L’affaire de la rébellion des États de l’Union contre NDAA est explosive à plus d’un égard. On trouve ci-dessus bien des arguments spécifiques pour une telle conclusion, mais il y a d’autres arguments, plus généraux. Le principal d’entre eux, c’est le caractère extrêmement vague des références juridiques et constitutionnelles impliquées. Par exemple, il n’existe aucune définition officielle de la “nullification” mais des interprétations, qui divergent évidemment, avec des notions antagonistes, – ici, la nullification comme acte d’opposition d’un État soumis à une législation supérieure (la Cour Suprême, éventuellement), là un acte législatif impératif dépendant du seul État qui l’a adopté. D’autre part, il y a des conflits d’autorité sur certains occurrences spécifiques, notamment entre un agent fédéral et un agent de l’État sur le territoire de cet État, où rien n’est tranché décisivement, surtout à la lumière des législations anti-NDAA qui sont particulièrement dures de la part des État.
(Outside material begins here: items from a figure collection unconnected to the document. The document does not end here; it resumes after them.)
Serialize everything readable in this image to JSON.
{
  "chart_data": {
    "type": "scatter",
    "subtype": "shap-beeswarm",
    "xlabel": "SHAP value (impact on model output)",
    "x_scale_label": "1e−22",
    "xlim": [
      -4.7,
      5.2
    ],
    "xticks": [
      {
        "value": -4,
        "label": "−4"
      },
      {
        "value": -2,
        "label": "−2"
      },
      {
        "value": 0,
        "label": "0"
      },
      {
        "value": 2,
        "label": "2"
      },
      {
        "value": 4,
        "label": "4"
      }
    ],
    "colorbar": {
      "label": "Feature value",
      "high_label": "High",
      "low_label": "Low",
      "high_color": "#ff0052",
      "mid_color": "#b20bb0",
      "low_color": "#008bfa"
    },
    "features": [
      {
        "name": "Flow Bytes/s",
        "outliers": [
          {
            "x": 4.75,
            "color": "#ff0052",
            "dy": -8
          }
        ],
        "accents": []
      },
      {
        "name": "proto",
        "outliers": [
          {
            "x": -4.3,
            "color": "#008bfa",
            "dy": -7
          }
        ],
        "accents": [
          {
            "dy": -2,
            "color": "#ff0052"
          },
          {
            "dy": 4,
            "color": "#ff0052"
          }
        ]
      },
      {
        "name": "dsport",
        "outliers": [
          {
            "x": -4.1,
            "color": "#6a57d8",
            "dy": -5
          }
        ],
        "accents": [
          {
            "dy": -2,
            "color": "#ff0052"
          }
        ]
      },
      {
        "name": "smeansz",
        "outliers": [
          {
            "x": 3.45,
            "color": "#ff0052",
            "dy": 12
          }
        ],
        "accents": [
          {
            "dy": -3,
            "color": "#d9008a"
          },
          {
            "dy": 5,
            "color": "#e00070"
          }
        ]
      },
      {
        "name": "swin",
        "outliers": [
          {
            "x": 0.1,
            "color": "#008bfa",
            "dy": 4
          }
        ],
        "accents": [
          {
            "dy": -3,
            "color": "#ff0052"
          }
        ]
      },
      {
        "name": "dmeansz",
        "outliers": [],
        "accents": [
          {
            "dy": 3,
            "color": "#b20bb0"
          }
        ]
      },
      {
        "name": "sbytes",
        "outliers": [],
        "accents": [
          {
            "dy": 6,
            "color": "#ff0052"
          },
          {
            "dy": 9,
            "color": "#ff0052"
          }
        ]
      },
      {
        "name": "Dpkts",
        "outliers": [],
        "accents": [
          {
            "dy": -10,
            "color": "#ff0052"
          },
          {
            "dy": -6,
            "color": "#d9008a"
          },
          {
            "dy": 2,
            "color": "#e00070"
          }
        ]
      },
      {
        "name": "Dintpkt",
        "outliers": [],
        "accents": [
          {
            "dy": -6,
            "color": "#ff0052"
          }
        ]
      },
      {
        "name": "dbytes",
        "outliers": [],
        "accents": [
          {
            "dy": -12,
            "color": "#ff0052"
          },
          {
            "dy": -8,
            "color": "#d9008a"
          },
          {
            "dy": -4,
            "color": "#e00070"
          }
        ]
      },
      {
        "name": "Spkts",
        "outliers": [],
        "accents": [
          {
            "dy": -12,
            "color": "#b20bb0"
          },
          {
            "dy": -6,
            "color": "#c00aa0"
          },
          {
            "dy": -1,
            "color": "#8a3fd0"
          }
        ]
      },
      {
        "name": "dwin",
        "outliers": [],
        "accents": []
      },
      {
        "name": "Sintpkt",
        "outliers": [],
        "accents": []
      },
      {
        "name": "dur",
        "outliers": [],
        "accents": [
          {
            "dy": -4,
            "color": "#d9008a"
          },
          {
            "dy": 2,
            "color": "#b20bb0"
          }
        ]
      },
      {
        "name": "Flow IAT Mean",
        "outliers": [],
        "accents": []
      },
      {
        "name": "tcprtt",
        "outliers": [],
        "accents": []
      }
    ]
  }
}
En général, la prééminence de l’agent fédéral en matière de sécurité est reconnue, mais c’est un fait de coutume et nullement une réalité juridique ; dans le cas de NDAA, on se trouve sur une terra incognita, avec la question de savoir si des affrontements physiques sont éventuellement possibles entre agents fédéraux et agents de l’État. Il faut appréhender le potentiel explosif de ces situations dans le climat actuel, alors qu’elles convenaient dans un Système en bon état de marche en ayant l’avantage de ne pas confronter les différents acteurs à des définitions plus précises qui auraient révélé des conceptions inconciliables. (L’essentiel du corpus constitutionnel des USA est bâti sur ce vague, comme on dit “bâti sur du sable”, de notions essentielles mal définies, – dont la “sécession”, toujours envisageables constitutionnellement aujourd’hui. C’est le seul moyen de faire tenir cohérent et soudé un ensemble aussi disparate. Mais il faut que tous les intérêts coïncident et que le centre montre assez d’autorité et d’efficacité, donc de légitimité… C’est de moins en moins le cas.)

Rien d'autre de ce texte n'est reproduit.